В тот момент ни слова эти, ни то, что я их произнес, не вызвали у меня ни малейшего удивления. Казалось вполне естественным, что мне знакомы имена увиденных во сне людей и известна их история. Но вскоре нелепость этих рассуждений дошла до моего сознания. Я громко рассмеялся, выбил из трубки золу и снова растянулся на своем ложе из веток и листьев. Я лежал, рассеянно глядя на догорающий огонь, и не думал больше ни о моем сне, ни о том, что меня окружало. Наконец последний язычок пламени вспыхнул, вытянулся вверх и, отделившись от тлеющих углей, растаял в воздухе. Наступила полная темнота.

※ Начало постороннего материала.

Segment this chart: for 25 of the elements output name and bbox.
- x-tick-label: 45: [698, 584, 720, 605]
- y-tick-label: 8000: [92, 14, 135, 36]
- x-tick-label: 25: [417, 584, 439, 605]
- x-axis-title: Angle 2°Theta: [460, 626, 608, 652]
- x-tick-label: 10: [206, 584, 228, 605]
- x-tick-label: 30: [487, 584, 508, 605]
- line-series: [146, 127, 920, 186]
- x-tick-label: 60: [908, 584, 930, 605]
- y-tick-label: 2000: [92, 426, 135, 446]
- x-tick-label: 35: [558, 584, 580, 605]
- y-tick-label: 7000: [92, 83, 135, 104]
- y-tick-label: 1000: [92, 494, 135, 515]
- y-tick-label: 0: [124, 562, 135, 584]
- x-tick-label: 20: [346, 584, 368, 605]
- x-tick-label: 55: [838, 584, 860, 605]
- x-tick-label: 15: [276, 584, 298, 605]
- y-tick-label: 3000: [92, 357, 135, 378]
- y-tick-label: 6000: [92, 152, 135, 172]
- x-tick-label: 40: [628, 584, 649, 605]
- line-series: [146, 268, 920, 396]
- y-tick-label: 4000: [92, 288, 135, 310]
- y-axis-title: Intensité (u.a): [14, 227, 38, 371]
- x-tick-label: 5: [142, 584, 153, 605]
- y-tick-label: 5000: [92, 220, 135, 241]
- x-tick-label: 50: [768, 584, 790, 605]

Не успел померкнуть последний отблеск огня, как в то же мгновение послышался глухой стук, точно от падения тяжелого тела, и пол подо мною задрожал. Я рывком сел и стал ощупью искать лежавшее рядом ружье. Мне показалось, что какой-то дикий зверь прыгнул в хижину через окно. Шаткий домишко все еще содрогался, когда я вдруг услыхал звуки ударов, шарканье ног по полу, а затем, совсем близко от меня, чуть ли не на расстоянии вытянутой руки — пронзительный крик женщины, выдававший смертельную муку. Такого страшного вопля мне никогда еще не доводилось слышать. Он буквально парализовал меня. Некоторое время я не ощущал ничего, кроме охватившего меня ужаса. К счастью, в этот момент пальцы мои нащупали ружье, и знакомый холодок ствола несколько успокоил меня. Я вскочил на ноги и, напрягая зрение, стал вглядываться во тьму. Неистовые вопли умолкли, но вместо этого я услыхал нечто еще более жуткое — хрипы и тяжелое дыхание умирающего существа!
Когда глаза мои привыкли к темноте, я стал различать при слабом свете тлеющих углей очертания темных провалов двери и окна. Затем явственно проступили во мраке стены и пол, и наконец я смог разглядеть всю комнату, все ее углы. Но кругом было пусто. Тишина больше ничем не нарушалась.
Слегка дрожащей рукой я кое-как развел огонь (другая рука все еще сжимала ружье) и снова внимательно исследовал помещение. Нигде не было ни малейших признаков того, что сюда кто-то заходил. На пыльном полу отпечатались следы только моих башмаков; никаких других следов не было видно. Я снова раскурил трубку и, отодрав от внутренней стены несколько досок, — выйти в темноте за дверь я не решился, — подбросил в огонь топлива. Весь остаток ночи я просидел у очага, пыхтя трубкой, размышляя и поддерживая огонь. Ни за какие блага в мире не дал бы я теперь снова погаснуть этому маленькому язычку пламени.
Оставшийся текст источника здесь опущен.